Since the whole COVID19 pandemic hoax started a couple of months ago, working from home has become the new hip thing every company brags about on every social media known to humankind.
The first step to be able to call yourself a proper COVID19 ready(tm) company is the ability to bother every employees with just a few mouse clicks.
So here we are, with Microsoft Teams(tm) and a lot of other not very secure and massively bloated software elected as the center of the office life.
Coffee break? XYZ software chatroom. Kick-off meeting? XYZ software chatroom. And so on.
Because of my special snowflake syndrome and my deep hatred for all things Microsoft and especially Windows I always end up making my life a bit harder.
After having used Teams in a Windows 10 VM (after all I paid for a license when I got my latest Thinkpad) for a few weeks, I decided it was time to finally try to make it work on my main OS: Fedora 31.
The catch was also that I wanted to do that more or less without installing any third party non free software.
The OS I use is Fedora 31, which comes with pipewire and xgd-desktop-portal both installed and configured out of the box.
Since using the official closed source Electron crapware client was out of the question, the obvious choice was to make Microsoft Teams work in a regular WEB browser.
The situation is the following:

  • Firefox ver. 75: latest stable release at the moment, MS Teams doesn’t like it at all, can’t even make regular calls, let alone sharing the screen.
  • chromium ver. 80.0.3987.163: included in Fedora’s update repository, regular calls work just fine but screen sharing is broken. No errors, no nothing, it just doesn’t do anything.
  • chromium-freeworld ver. 81.0.4044.92: rpfusion to the rescuse, this works like a charm. Both calls and screensharing, it even let the user pick which monitor he wants to share.

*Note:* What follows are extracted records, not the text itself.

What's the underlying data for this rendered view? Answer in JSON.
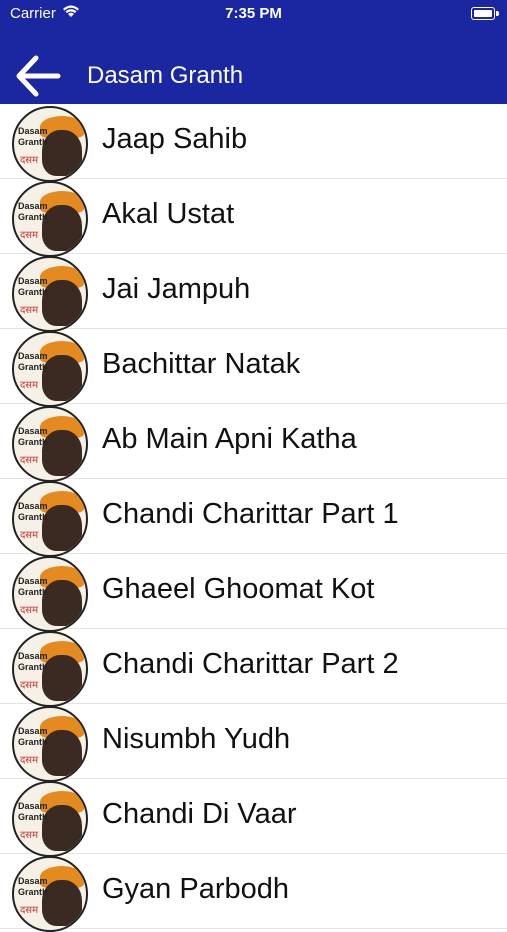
{
  "status": {
    "carrier": "Carrier",
    "time": "7:35 PM"
  },
  "header": {
    "title": "Dasam Granth"
  },
  "avatar": {
    "line1": "Dasam",
    "line2": "Granth",
    "line3": "दसम"
  },
  "items": [
    {
      "label": "Jaap Sahib"
    },
    {
      "label": "Akal Ustat"
    },
    {
      "label": "Jai Jampuh"
    },
    {
      "label": "Bachittar Natak"
    },
    {
      "label": "Ab Main Apni Katha"
    },
    {
      "label": "Chandi Charittar Part 1"
    },
    {
      "label": "Ghaeel Ghoomat Kot"
    },
    {
      "label": "Chandi Charittar Part 2"
    },
    {
      "label": "Nisumbh Yudh"
    },
    {
      "label": "Chandi Di Vaar"
    },
    {
      "label": "Gyan Parbodh"
    }
  ]
}
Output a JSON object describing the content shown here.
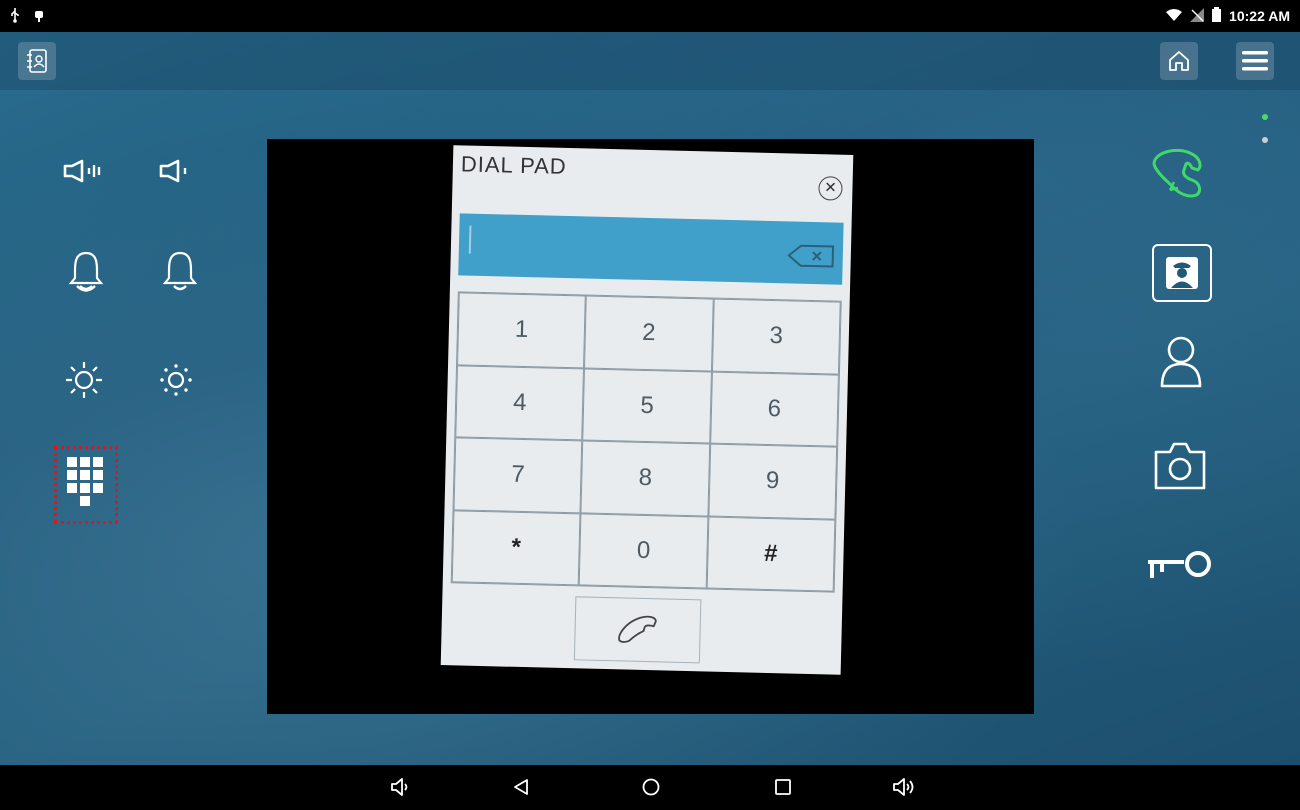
{
  "status_bar": {
    "time": "10:22 AM",
    "icons_left": [
      "usb-icon",
      "android-debug-icon"
    ],
    "icons_right": [
      "wifi-icon",
      "no-sim-icon",
      "battery-icon"
    ]
  },
  "top_bar": {
    "left_button": "contacts-book-icon",
    "right_buttons": [
      "home-icon",
      "menu-icon"
    ]
  },
  "left_controls": [
    {
      "name": "speaker-volume-up-icon"
    },
    {
      "name": "speaker-volume-down-icon"
    },
    {
      "name": "ring-volume-up-icon"
    },
    {
      "name": "ring-volume-down-icon"
    },
    {
      "name": "brightness-up-icon"
    },
    {
      "name": "brightness-down-icon"
    },
    {
      "name": "keypad-icon"
    }
  ],
  "right_controls": [
    {
      "name": "answer-call-icon",
      "color": "#3fd86a"
    },
    {
      "name": "concierge-icon"
    },
    {
      "name": "user-icon"
    },
    {
      "name": "camera-icon"
    },
    {
      "name": "door-key-icon"
    }
  ],
  "dial_pad": {
    "title": "DIAL PAD",
    "close_symbol": "✕",
    "input_value": "",
    "keys": [
      "1",
      "2",
      "3",
      "4",
      "5",
      "6",
      "7",
      "8",
      "9",
      "*",
      "0",
      "#"
    ]
  },
  "pager": {
    "active_color": "#4cd964",
    "inactive_color": "#c8d0d6"
  },
  "nav_bar": [
    "volume-down-icon",
    "back-icon",
    "home-circle-icon",
    "recents-icon",
    "volume-up-icon"
  ]
}
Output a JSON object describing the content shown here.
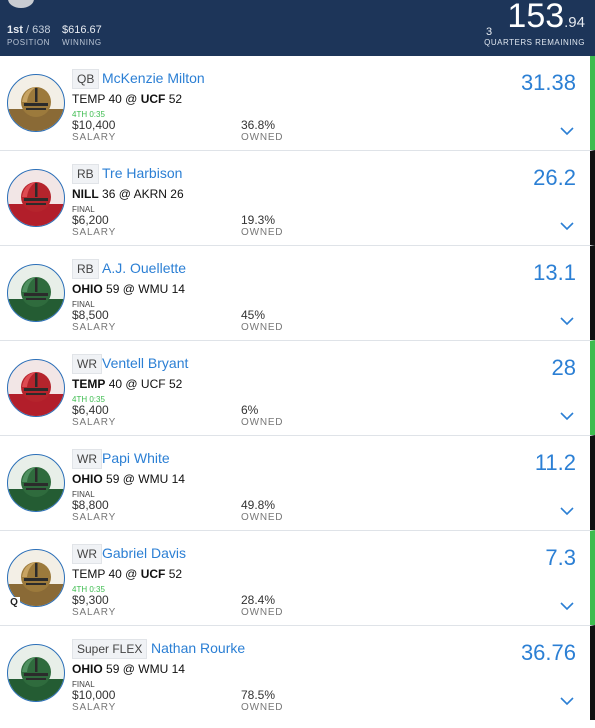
{
  "header": {
    "position_value": "1st",
    "position_total": "/ 638",
    "position_label": "POSITION",
    "winning_value": "$616.67",
    "winning_label": "WINNING",
    "quarters_count": "3",
    "quarters_label": "QUARTERS REMAINING",
    "score_int": "153",
    "score_dec": ".94"
  },
  "colors": {
    "header_bg": "#1d3559",
    "accent": "#2b7fd4",
    "live_bar": "#3dbc4f",
    "final_bar": "#111111"
  },
  "players": [
    {
      "pos": "QB",
      "name": "McKenzie Milton",
      "team1": "TEMP",
      "score1": "40",
      "at": "@",
      "team2": "UCF",
      "score2": "52",
      "bold_team": 2,
      "status": "4TH 0:35",
      "live": true,
      "salary": "$10,400",
      "salary_label": "SALARY",
      "owned": "36.8%",
      "owned_label": "OWNED",
      "points": "31.38",
      "helmet": "gold",
      "badge": ""
    },
    {
      "pos": "RB",
      "name": "Tre Harbison",
      "team1": "NILL",
      "score1": "36",
      "at": "@",
      "team2": "AKRN",
      "score2": "26",
      "bold_team": 1,
      "status": "FINAL",
      "live": false,
      "salary": "$6,200",
      "salary_label": "SALARY",
      "owned": "19.3%",
      "owned_label": "OWNED",
      "points": "26.2",
      "helmet": "red",
      "badge": ""
    },
    {
      "pos": "RB",
      "name": "A.J. Ouellette",
      "team1": "OHIO",
      "score1": "59",
      "at": "@",
      "team2": "WMU",
      "score2": "14",
      "bold_team": 1,
      "status": "FINAL",
      "live": false,
      "salary": "$8,500",
      "salary_label": "SALARY",
      "owned": "45%",
      "owned_label": "OWNED",
      "points": "13.1",
      "helmet": "green",
      "badge": ""
    },
    {
      "pos": "WR",
      "name": "Ventell Bryant",
      "team1": "TEMP",
      "score1": "40",
      "at": "@",
      "team2": "UCF",
      "score2": "52",
      "bold_team": 1,
      "status": "4TH 0:35",
      "live": true,
      "salary": "$6,400",
      "salary_label": "SALARY",
      "owned": "6%",
      "owned_label": "OWNED",
      "points": "28",
      "helmet": "red",
      "badge": ""
    },
    {
      "pos": "WR",
      "name": "Papi White",
      "team1": "OHIO",
      "score1": "59",
      "at": "@",
      "team2": "WMU",
      "score2": "14",
      "bold_team": 1,
      "status": "FINAL",
      "live": false,
      "salary": "$8,800",
      "salary_label": "SALARY",
      "owned": "49.8%",
      "owned_label": "OWNED",
      "points": "11.2",
      "helmet": "green",
      "badge": ""
    },
    {
      "pos": "WR",
      "name": "Gabriel Davis",
      "team1": "TEMP",
      "score1": "40",
      "at": "@",
      "team2": "UCF",
      "score2": "52",
      "bold_team": 2,
      "status": "4TH 0:35",
      "live": true,
      "salary": "$9,300",
      "salary_label": "SALARY",
      "owned": "28.4%",
      "owned_label": "OWNED",
      "points": "7.3",
      "helmet": "gold",
      "badge": "Q"
    },
    {
      "pos": "Super FLEX",
      "name": "Nathan Rourke",
      "team1": "OHIO",
      "score1": "59",
      "at": "@",
      "team2": "WMU",
      "score2": "14",
      "bold_team": 1,
      "status": "FINAL",
      "live": false,
      "salary": "$10,000",
      "salary_label": "SALARY",
      "owned": "78.5%",
      "owned_label": "OWNED",
      "points": "36.76",
      "helmet": "green",
      "badge": ""
    }
  ]
}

The steps to follow to have a fully working Microsoft Teams in Fedora with Wayland backend are:

  • make sure pipewire is running by typing in a shell: systemctl --user status pipewire.service
  • Make sure xdg-desktop-portal is installed by typing in a shell: sudo dnf list installed | grep xdg-desktop-portal
  • Install the proper version of Chromium by typing in a shell: sudo dnf install chromium-freeworld
  • Open Chromium, go to chrome://flags and enable WebRTC PipeWire support. Restart the browser to apply the changes.
  • Open https://teams.microsoft.com and enjoy the botnet from a non botnet WEB client.

BIG SHOUTOUT to my friend Mattia who spent one hour from 6:30 pm to 7:30 pm debugging this trash with me.